Slow but steady progress is being made in judicial reform, including the criminal convictions of corrupt judges and the establishment of a council responsible for selecting judges.
“It also took several years to investigate the small corrupted [and] big corrupted cases in [the] judicial community,” Kachka continued. “But now we have the final criminal convictions of those corrupted judges. At the same time … about half of [the] judicial positions in Ukraine are vacant now.”
The completion of negotiations on a modernized Canadian-Ukrainian FDA agreement is seen as a positive signal for the quality of Ukraine’s domestic regulations and its business environment.
Ukraine Is Seeking Policies to Attract Investments
Despite a poor reputation among some in the business and investment community due to past corruption and oligarchs, Ukraine has a progressive business community that was just starting to gain momentum in 2022.
“Unfortunately, the Russians had other plans for Ukraine,” said Eric Hontz, Director, Center for Accountable Investment for the Center for International Private Enterprise. “What will happen in the rebuilding of Ukraine is a re-engagement of this progressive business community that was already there.”

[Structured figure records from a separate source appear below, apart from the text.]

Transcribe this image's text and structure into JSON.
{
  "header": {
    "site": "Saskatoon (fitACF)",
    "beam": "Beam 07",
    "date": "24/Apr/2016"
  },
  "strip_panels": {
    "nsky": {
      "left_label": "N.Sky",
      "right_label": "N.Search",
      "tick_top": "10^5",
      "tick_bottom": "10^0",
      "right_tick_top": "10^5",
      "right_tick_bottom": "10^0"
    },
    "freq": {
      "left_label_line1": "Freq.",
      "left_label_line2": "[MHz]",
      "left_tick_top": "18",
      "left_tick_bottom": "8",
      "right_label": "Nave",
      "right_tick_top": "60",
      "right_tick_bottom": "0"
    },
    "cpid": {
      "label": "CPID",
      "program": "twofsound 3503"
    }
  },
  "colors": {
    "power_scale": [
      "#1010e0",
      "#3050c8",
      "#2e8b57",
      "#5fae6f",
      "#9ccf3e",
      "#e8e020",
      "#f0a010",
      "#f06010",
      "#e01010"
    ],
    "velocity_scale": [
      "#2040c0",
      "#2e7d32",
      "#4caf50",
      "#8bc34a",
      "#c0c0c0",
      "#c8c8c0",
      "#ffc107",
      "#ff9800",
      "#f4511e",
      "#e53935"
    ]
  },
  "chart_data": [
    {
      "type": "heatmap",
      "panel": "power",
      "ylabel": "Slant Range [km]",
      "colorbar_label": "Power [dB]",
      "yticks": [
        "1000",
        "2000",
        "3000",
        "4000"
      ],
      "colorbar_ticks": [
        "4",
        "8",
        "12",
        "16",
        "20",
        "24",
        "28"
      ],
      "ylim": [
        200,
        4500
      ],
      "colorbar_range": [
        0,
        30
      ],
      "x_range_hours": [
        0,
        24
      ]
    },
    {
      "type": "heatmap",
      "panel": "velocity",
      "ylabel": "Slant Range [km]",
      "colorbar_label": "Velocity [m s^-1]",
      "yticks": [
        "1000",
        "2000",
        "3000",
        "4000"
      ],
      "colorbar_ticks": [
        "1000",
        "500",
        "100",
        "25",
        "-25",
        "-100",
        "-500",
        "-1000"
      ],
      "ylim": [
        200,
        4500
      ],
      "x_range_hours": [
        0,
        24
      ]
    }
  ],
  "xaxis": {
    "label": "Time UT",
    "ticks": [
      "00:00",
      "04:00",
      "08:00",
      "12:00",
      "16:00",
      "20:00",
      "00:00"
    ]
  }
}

To rebuild, Ukraine needs a policy of competition to attract more investors and pressure the country to move in a positive direction. This policy will drive changes in the private sector, and investments in judicial reform and regulatory policy will also be necessary. The country has human capital and potential, and with time, Ukraine can transform from a laggard to a leader in the EU.
American Businesses Can Support Ukraine’s Future
The primary obstacle for investors looking to invest in Ukraine is the negative perception of Ukraine as an investment destination due to corruption and political instability. However, this perception is changing due to the efforts of companies already operating in Ukraine and initiatives by organizations, such as the U.S. Chamber of Commerce.
“There is [a] reason why this perception is there, but I think what we need to do now, and when I say we, it's really the companies that are already working in Ukraine,” said Andy Hunder, President of AmCham Ukraine. “Together with the U.S. Chamber and together with this [business initiative], it's really to get the messages out about what's going on.”
Multinational corporations, such as Coca-Cola, PepsiCo, and Unilever, have made significant investments in Ukraine and are contributing to local communities.
“Our message is to the companies that aren't in Ukraine today … Ukraine is open for business,” Hunder said. “Come to Ukraine, invest in Ukraine, and start investing now. Don't leave it too late; don’t miss the bus.”